- California Raisin Mole
- 3/4 cup California raisins
- Non-stick cooking spray
- 1 1/2 teaspoons vegetable oil
- 1/2 cup minced red onion
- 1/2 teaspoon coriander seeds, crushed
- 1/2 teaspoon anise seeds, crushed
- 1 1/2 teaspoons chili powder
- 1/2 teaspoon sugar
- 1/2 teaspoon cinnamon
- 1 1/2 teaspoons minced garlic
- 1/4 teaspoon ground cloves
- 1 teaspoon unsweetened cocoa powder
- 1 tablespoon peanut butter
- 1/3 cup chicken broth
- 1/2 cup diced fresh tomatoes
- 1/4 cup California raisins
- Salt, to taste
- 6 boneless, skinless chicken breasts (about 5 ounces EACH)

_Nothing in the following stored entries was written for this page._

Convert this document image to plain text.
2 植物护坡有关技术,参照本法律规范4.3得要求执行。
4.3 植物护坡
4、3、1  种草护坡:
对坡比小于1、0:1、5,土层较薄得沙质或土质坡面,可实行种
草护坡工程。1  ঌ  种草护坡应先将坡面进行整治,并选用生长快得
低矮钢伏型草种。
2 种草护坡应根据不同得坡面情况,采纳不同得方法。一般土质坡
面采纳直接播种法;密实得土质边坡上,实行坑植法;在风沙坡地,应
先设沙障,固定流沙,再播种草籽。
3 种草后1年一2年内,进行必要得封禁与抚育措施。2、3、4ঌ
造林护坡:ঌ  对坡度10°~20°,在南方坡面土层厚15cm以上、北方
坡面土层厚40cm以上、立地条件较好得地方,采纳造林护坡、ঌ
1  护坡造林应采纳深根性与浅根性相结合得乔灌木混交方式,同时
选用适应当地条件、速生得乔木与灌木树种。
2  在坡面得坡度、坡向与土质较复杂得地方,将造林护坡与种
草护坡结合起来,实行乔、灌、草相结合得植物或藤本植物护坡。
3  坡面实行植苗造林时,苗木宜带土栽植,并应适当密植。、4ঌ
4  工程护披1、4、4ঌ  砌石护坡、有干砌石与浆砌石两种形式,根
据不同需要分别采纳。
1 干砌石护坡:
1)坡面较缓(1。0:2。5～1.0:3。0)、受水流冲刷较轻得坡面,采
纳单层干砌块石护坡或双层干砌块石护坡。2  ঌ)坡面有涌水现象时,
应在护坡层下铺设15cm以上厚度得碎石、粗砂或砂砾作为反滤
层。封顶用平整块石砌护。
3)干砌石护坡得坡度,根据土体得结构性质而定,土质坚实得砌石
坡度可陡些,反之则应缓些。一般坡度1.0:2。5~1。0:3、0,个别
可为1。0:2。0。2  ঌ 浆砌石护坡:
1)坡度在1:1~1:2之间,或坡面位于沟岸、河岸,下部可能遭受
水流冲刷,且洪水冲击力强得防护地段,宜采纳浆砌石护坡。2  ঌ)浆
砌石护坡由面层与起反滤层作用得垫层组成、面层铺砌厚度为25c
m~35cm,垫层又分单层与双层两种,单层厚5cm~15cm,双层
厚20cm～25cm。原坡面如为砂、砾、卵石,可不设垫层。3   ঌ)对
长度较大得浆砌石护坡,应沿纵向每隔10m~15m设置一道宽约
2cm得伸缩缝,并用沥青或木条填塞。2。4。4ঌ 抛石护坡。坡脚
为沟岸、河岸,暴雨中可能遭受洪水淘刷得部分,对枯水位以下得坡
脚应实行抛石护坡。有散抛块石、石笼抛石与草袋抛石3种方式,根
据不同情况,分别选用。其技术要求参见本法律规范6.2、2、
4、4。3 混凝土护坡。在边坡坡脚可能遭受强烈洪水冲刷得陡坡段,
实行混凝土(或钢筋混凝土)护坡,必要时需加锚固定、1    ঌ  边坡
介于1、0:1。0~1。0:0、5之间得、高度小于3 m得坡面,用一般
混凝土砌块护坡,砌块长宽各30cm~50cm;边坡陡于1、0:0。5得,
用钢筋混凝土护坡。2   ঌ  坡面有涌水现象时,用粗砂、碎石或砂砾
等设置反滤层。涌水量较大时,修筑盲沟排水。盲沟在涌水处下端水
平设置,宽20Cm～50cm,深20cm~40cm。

- Salt and pepper, to taste
- Lightly coat the bowl and blade of a food processor with non-stick cooking spray and puree the 3/4 cup raisins to yield 1/4 cup of raisin paste. (The paste will be very sticky). Set aside.
- In a large, heavy skillet, heat the oil over high heat; add the onion and saute, stirring frequently until golden brown. Stir in the crushed coriander and anise seeds. Then add the chili powder, sugar, cinnamon, garlic and cloves; cook the mixture for 1 minute over moderate heat, stirring constantly. Add the cocoa powder, peanut butter, chicken broth, tomatoes, raisin paste, reserved raisins and salt; simmer uncovered, stirring occasionally for about 10 minutes or until the sauce is slightly thickened and bubbly.
- Season chicken breasts with salt and pepper. Grill or broil the chicken until cooked through. Place each breast on a serving plate and surround with about 1/4 cup of sauce. Serve with warm tortillas.